To pile on another hurdle Miller would have to overcome, there’s the issue of size. Miller, who stands 6-foot–1, is short compared to the average tight end employed by Kelly in Philadelphia (6-foot–3). Size is important to Kelly, particularly for pass targets in the middle of the field, because of the types of defenses his teams often face. Single-high man coverage is the dominant coverage type Kelly’s offenses see, which means receivers must be able to either separate from their man defenders or make contested catches over them. There’s little reason to think Miller would excel at either.
Judging from Kelly’s public comments, it appears Miller will receive every opportunity to prove he can stick in Kelly’s spread offense. But based on everything we know about Miller, it’s hard to envision a scenario in which that actually happens.
There are several reasons you could point to in justification of Patton’s continued employment in San Francisco for the 2016 season. After Torrey Smith, the depth chart is filled with unproven young receivers. Jerome Simpson is the team’s only other wideout with notable NFL experience, and he’s hardly secured of even a roster spot. Opportunity is ripe for the taking among this group, and it would be difficult to argue that Patton is in considerably worse position to seize it than of the 49ers’ other receivers.

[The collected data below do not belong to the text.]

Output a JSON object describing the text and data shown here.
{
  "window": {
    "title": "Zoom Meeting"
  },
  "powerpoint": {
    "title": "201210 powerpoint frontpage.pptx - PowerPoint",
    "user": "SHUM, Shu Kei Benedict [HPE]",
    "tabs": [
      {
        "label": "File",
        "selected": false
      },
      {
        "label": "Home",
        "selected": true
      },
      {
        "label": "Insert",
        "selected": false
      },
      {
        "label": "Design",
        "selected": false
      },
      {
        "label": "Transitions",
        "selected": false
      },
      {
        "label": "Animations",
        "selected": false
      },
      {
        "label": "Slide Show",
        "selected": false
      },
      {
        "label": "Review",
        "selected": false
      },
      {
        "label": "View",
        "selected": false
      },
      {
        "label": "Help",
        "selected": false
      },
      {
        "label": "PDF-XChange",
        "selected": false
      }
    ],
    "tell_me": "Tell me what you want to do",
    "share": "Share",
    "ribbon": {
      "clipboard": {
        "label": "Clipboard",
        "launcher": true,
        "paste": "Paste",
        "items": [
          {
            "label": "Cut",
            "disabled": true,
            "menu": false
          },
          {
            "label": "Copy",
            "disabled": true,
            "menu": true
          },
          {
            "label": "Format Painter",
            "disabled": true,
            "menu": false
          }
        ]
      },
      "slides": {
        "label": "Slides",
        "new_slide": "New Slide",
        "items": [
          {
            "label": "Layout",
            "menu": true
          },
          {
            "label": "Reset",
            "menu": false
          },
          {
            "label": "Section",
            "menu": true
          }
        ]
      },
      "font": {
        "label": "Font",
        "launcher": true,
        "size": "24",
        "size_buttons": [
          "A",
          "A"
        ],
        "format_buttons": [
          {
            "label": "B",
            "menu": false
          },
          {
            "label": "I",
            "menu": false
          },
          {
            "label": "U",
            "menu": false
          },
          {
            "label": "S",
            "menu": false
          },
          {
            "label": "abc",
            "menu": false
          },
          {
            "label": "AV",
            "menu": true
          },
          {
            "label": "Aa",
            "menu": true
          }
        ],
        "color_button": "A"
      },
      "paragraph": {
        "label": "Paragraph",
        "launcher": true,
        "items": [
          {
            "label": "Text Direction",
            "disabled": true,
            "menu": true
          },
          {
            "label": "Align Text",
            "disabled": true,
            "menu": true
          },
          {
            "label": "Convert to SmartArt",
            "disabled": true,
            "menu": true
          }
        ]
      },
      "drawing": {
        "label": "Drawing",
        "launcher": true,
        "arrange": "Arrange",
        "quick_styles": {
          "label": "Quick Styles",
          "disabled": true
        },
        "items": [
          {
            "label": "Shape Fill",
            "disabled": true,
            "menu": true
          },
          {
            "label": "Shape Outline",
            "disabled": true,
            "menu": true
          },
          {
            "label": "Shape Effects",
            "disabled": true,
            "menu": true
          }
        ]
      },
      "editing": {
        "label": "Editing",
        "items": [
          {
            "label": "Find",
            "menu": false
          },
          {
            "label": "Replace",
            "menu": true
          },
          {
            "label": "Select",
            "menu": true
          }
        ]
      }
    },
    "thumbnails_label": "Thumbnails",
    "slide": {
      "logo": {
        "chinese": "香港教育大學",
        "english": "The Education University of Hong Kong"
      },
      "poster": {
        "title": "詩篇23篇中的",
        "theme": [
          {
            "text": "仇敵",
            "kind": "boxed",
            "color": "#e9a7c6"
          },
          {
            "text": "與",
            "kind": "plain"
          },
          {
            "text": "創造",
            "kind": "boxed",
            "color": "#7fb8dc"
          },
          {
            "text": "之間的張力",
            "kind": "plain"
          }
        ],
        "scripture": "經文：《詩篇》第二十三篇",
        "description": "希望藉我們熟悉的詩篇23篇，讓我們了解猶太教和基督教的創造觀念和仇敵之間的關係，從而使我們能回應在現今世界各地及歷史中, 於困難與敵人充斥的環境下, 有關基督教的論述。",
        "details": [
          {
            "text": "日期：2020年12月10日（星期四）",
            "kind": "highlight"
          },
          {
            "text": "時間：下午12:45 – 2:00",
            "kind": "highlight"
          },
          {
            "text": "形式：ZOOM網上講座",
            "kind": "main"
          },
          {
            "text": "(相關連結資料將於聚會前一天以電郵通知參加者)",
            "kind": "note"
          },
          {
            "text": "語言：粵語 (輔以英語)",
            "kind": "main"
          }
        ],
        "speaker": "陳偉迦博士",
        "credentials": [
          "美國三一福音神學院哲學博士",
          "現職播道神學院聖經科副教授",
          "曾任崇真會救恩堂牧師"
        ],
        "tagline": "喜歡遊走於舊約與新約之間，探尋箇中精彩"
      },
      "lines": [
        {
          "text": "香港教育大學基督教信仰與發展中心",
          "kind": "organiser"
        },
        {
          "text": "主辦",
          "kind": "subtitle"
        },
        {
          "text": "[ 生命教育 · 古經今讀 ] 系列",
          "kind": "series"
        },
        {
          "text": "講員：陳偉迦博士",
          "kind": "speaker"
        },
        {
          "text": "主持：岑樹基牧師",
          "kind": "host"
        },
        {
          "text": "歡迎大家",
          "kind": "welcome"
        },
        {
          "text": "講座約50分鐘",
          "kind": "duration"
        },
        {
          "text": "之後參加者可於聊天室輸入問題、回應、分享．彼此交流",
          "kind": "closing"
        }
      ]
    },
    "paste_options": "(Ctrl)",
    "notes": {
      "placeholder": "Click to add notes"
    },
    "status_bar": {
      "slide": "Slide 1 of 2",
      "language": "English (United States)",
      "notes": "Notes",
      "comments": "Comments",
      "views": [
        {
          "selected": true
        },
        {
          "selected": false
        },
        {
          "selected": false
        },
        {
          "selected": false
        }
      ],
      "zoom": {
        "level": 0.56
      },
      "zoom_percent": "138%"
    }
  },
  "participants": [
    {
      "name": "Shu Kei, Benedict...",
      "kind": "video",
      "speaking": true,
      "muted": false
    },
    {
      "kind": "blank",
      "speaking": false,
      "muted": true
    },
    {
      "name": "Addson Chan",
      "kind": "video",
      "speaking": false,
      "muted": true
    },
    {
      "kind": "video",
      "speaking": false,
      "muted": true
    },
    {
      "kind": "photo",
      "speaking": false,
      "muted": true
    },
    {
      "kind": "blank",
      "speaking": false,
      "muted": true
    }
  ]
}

Patton is entering the final year of his rookie contract, which means that with a 2016 cap hit of only $772,875, per OverTheCap.com, he’s also cheap. San Francisco has oodles of cap space and a young roster that’s multiple years away from contending in the NFC West, so hanging on to an underperforming wideout for one more season at less than $1 million to see if he can develop under a new coaching staff is hardly a debilitating move.
Here’s the question I’m having a tough time answering: What is Patton’s unique value proposition? Is there anything he brings to the table no other receiver on the roster can offer in Kelly’s scheme?
Patton lacks Smith’s speed to threaten the defense vertically on the outside. At 6-foot–0, 204 pounds, he doesn’t have the size to fill the "big slot" role in Kelly’s offense. Patton’s best fit is likely as a sort of "space player" — an underneath receiver who can do some damage after the catch on screens and shallow crossing routes. However, Bruce Ellington brings more athleticism and versatility to that role.
So while it would be a surprise if Patton didn’t finish out his rookie contract with the team that drafted him, it’s unlikely he will do anything on the field to prove the 49ers should hang on to him for any longer than that.